Expo ’70 is Justin Wright operating since 2003, and now stationed in Los Angeles, CA. Justin plays guitar, building ambient layers of sonic expectation/dronage taping into the vibe of the psychedelic 60’s. This style of music has been, and still is being, done by probably hundreds of musicians all over the world to some extent. Layers, loops, pulsing tones, echoes, squeaks, buzzes. It’s all here in spades. This is all a dreamer’s world, the music not presenting us with any nasty surprises volume- or timbre-wise. Just the harmonically consonant atmosphere of tranquility. There is nothing new under the sun but the real point is whether it’s any good or not, whether it accomplishes its purpose, which I surmise, is the opening of the doors of perception. I think it does, although I would suggest that quiet surroundings with a minimum of distractions, darkness, and a relaxed position would aid in the effect. The acoustic isolation of headphones may also help. Space music for the inner and outer mind. If you like this kind of spaced out drone music go for it. He gets some help from Matt Hill on the last track, also on guitar.


Review by: John Gore





Solo axe-wielder Justin Wright channels extraterrestrial space mantras from beyond the corridors of space and time. Sounding like a rusted-out Cosmonaut Space Station orbitting Dylan Carlson's Earth, Expo '70 are simultaneously kosmische and megalithic, heavy as lead but light as a feather.

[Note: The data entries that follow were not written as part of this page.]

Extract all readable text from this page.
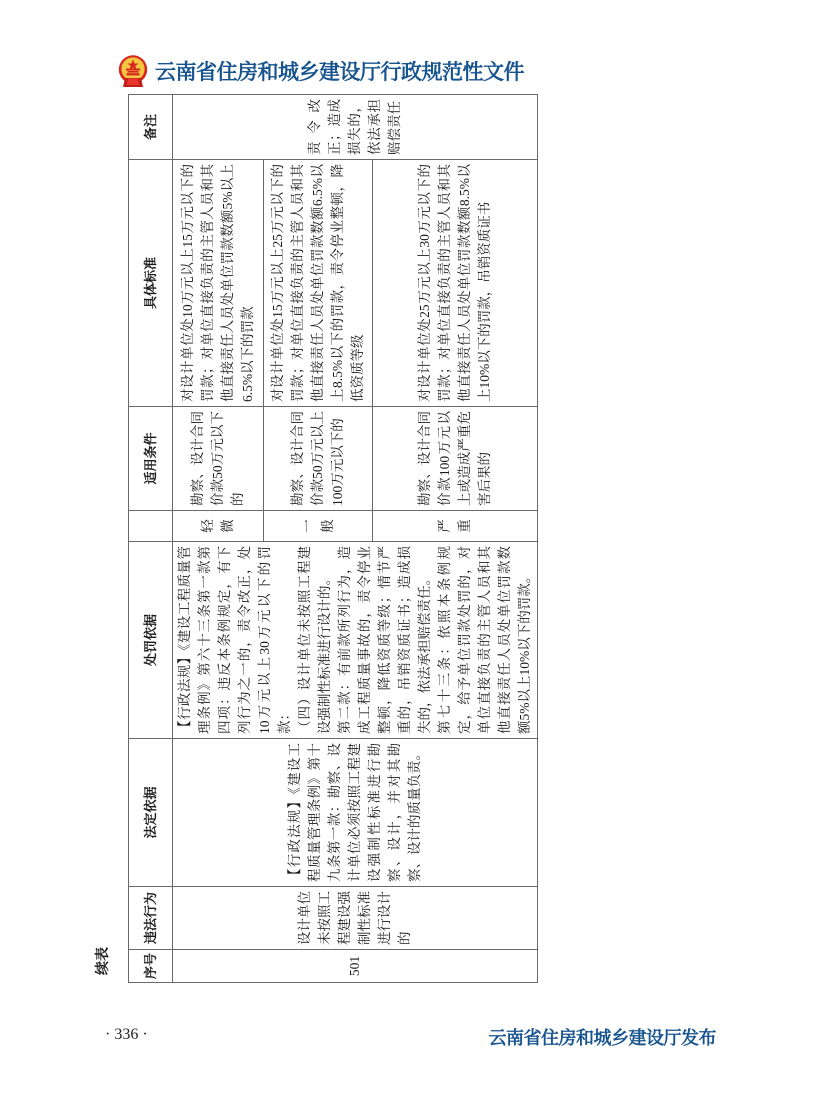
云南省住房和城乡建设厅行政规范性文件
续表	序号	违法行为	法定依据	处罚依据		适用条件	具体标准	备注
501	设计单位未按照工程建设强制性标准进行设计的	【行政法规】《建设工程质量管理条例》第十九条第一款：勘察、设计单位必须按照工程建设强制性标准进行勘察、设计，并对其勘察、设计的质量负责。	【行政法规】《建设工程质量管理条例》第六十三条第一款第四项：违反本条例规定，有下列行为之一的，责令改正，处10万元以上30万元以下的罚款： （四）设计单位未按照工程建设强制性标准进行设计的。 第二款：有前款所列行为，造成工程质量事故的，责令停业整顿，降低资质等级；情节严重的，吊销资质证书；造成损失的，依法承担赔偿责任。 第七十三条：依照本条例规定，给予单位罚款处罚的，对单位直接负责的主管人员和其他直接责任人员处单位罚款数额5%以上10%以下的罚款。	轻微	勘察、设计合同价款50万元以下的	对设计单位处10万元以上15万元以下的罚款；对单位直接负责的主管人员和其他直接责任人员处单位罚款数额5%以上6.5%以下的罚款	责令改正；造成损失的，依法承担赔偿责任
				一般	勘察、设计合同价款50万元以上100万元以下的	对设计单位处15万元以上25万元以下的罚款；对单位直接负责的主管人员和其他直接责任人员处单位罚款数额6.5%以上8.5%以下的罚款，责令停业整顿，降低资质等级	
				严重	勘察、设计合同价款100万元以上或造成严重危害后果的	对设计单位处25万元以上30万元以下的罚款；对单位直接负责的主管人员和其他直接责任人员处单位罚款数额8.5%以上10%以下的罚款，吊销资质证书	
· 336 ·	云南省住房和城乡建设厅发布
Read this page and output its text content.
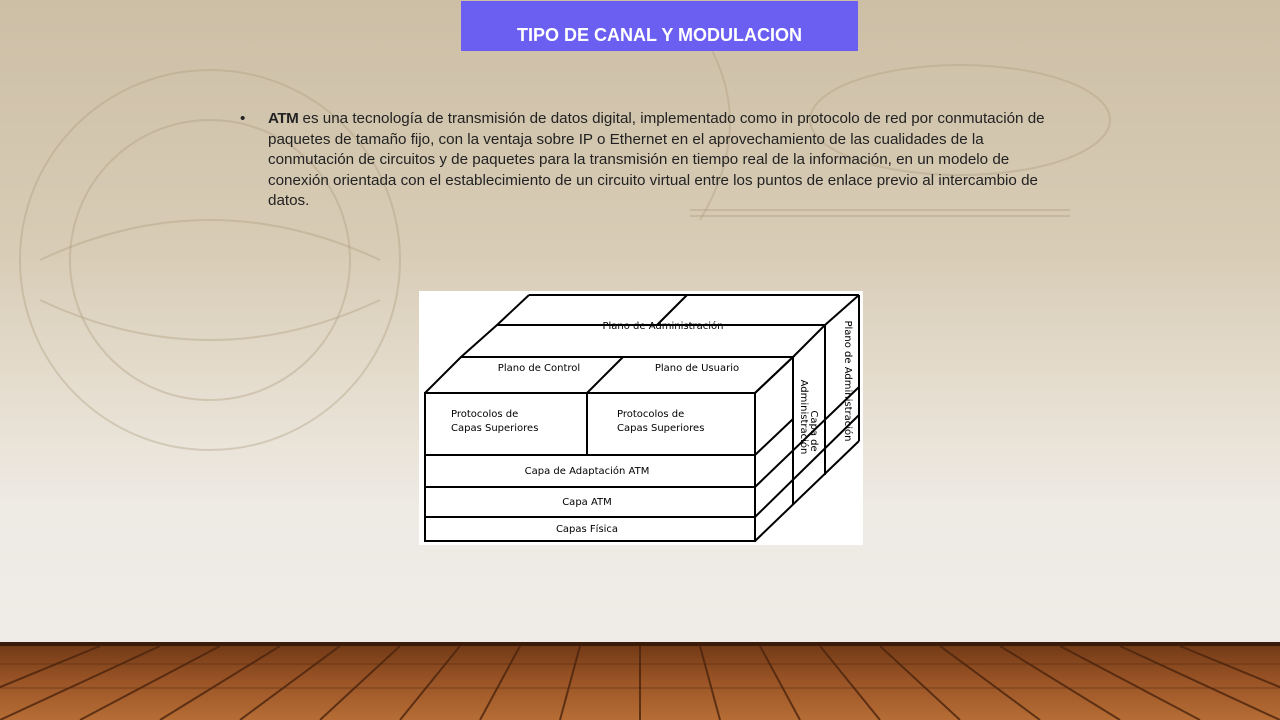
TIPO DE CANAL Y MODULACION
• ATM es una tecnología de transmisión de datos digital, implementado como in protocolo de red por conmutación de paquetes de tamaño fijo, con la ventaja sobre IP o Ethernet en el aprovechamiento de las cualidades de la conmutación de circuitos y de paquetes para la transmisión en tiempo real de la información, en un modelo de conexión orientada con el establecimiento de un circuito virtual entre los puntos de enlace previo al intercambio de datos.
Plano de Administración
Plano de Control	Plano de Usuario
Protocolos de
Capas Superiores
Protocolos de
Capas Superiores
Capa de Adaptación ATM
Capa ATM
Capas Física
Capa de
Administración	Plano de Administración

"Lysergic Sunrise" kicks off with a growl, ominous and nasty as you like, mainly built upon a locked brown note guitar loop, which then takes flight upon the wings of a gull, to crest into the sunset of "Mind Echo Unit"; a pensive and thoughtful hypnotic ghost-dub, as Wright's guitar chases itself down a funhouse hall of mirrors. Sad and beautiful, there's a humanity at work here, transmitted through the familiar sounds of fingers on strings, and it adds a layer of heart to the atmospheric doom/drone genre.

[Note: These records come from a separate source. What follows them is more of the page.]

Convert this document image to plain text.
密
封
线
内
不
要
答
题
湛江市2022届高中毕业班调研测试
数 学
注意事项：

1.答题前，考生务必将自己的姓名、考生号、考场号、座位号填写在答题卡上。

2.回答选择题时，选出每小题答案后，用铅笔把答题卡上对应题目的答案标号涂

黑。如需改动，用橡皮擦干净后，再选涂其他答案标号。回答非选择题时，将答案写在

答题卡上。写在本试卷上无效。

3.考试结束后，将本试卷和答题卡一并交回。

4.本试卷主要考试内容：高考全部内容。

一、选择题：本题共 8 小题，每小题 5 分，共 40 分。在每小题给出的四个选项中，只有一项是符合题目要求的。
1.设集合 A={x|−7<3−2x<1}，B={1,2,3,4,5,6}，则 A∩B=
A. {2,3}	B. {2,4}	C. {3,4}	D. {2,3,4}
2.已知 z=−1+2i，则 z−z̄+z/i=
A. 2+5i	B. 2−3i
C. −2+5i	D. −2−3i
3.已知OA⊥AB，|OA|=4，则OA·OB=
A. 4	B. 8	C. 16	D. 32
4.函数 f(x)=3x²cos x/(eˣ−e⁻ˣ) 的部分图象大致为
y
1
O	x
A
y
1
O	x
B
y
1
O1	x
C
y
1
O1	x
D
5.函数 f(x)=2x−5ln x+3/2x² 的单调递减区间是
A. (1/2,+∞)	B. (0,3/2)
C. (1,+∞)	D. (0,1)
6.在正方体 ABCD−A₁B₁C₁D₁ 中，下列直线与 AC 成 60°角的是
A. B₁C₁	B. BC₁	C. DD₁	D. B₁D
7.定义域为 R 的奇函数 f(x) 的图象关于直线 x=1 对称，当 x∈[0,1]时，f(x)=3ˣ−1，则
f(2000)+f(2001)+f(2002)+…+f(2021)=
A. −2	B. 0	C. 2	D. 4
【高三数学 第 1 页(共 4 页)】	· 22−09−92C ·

"Emerald Fanged Dancer" shortens things up, clockng in at a mere 2:40 of mind-melting analog synth schizophrenia. It is gloopy and gelatinous and genuinely unnerving. "Solitude" coalesces into some soulful dirge guitar, building from a repetitive 5 note guitar riff and climaxing into some melancholy soloing, that reminds me of a bummer Floyd outtake. Finally, comes the mighty two headed beast of the albums closers: "Cosmic Seance" and "Midnight Stalking/Dawn of the Black Ohms", which bring back the looming dread of "Lysergic Sunrise" with ponderous riffage, which calls to my mind some mausoleum Spaceship drifting into view, an ill portent. The cosmic synths are in full atmospheric effect, calling to mind vintage horror movie scores like the soundtrack to John Carpenter's Prince of Darkness or Goblin's work on Dario Argento's splatterfests.

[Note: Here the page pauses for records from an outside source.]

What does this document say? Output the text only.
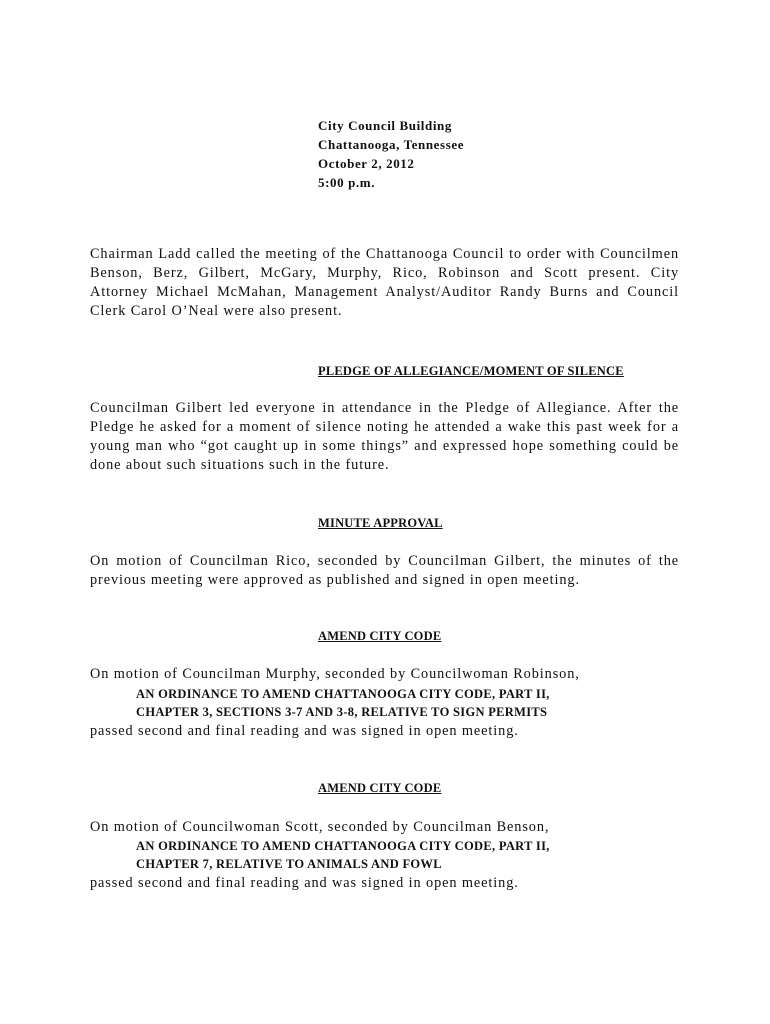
City Council Building
Chattanooga, Tennessee
October 2, 2012
5:00 p.m.
Chairman Ladd called the meeting of the Chattanooga Council to order with Councilmen Benson, Berz, Gilbert, McGary, Murphy, Rico, Robinson and Scott present. City Attorney Michael McMahan, Management Analyst/Auditor Randy Burns and Council Clerk Carol O’Neal were also present.
PLEDGE OF ALLEGIANCE/MOMENT OF SILENCE
Councilman Gilbert led everyone in attendance in the Pledge of Allegiance. After the Pledge he asked for a moment of silence noting he attended a wake this past week for a young man who “got caught up in some things” and expressed hope something could be done about such situations such in the future.
MINUTE APPROVAL
On motion of Councilman Rico, seconded by Councilman Gilbert, the minutes of the previous meeting were approved as published and signed in open meeting.
AMEND CITY CODE
On motion of Councilman Murphy, seconded by Councilwoman Robinson,
AN ORDINANCE TO AMEND CHATTANOOGA CITY CODE, PART II,
CHAPTER 3, SECTIONS 3-7 AND 3-8, RELATIVE TO SIGN PERMITS
passed second and final reading and was signed in open meeting.
AMEND CITY CODE
On motion of Councilwoman Scott, seconded by Councilman Benson,
AN ORDINANCE TO AMEND CHATTANOOGA CITY CODE, PART II,
CHAPTER 7, RELATIVE TO ANIMALS AND FOWL
passed second and final reading and was signed in open meeting.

The foundation of Black Ohms is built upon looped and treated electric guitar; sometimes gut rattling, sometimes cerebral, but all the ephemeral details of synths and sound effects are what makes this such a rewarding and deep listening experience, one which warrants many happy returns. There is a level of care and craftmanship here, not to mention shear SONGWRITING ability, that is sadly lacking in much Avant-Garde music. There is also some refreshing humanity amidst all the looming space stations and lost civilizations, and all of these elements combine to make Expo '70 an EXCEPTIONAL and ESSENTIAL listening experience for any fan of drone, doom, ambient, synth, or just plain good music. BLACK OHMS is a fine way to become acquainted with the band, who have been churning out records like a hot dog factory lately, (a hazard of the trade in the noise community, like hearing loss, but in this case its a good thing). All signs point to Expo '70 being a name tattooed on the hearts and bruised knuckles of many noise fiends in the VERY NEAR future. So get on board, while there's still room on the rocket ship, and while you still may be able to afford their ridiculously limited edition releases.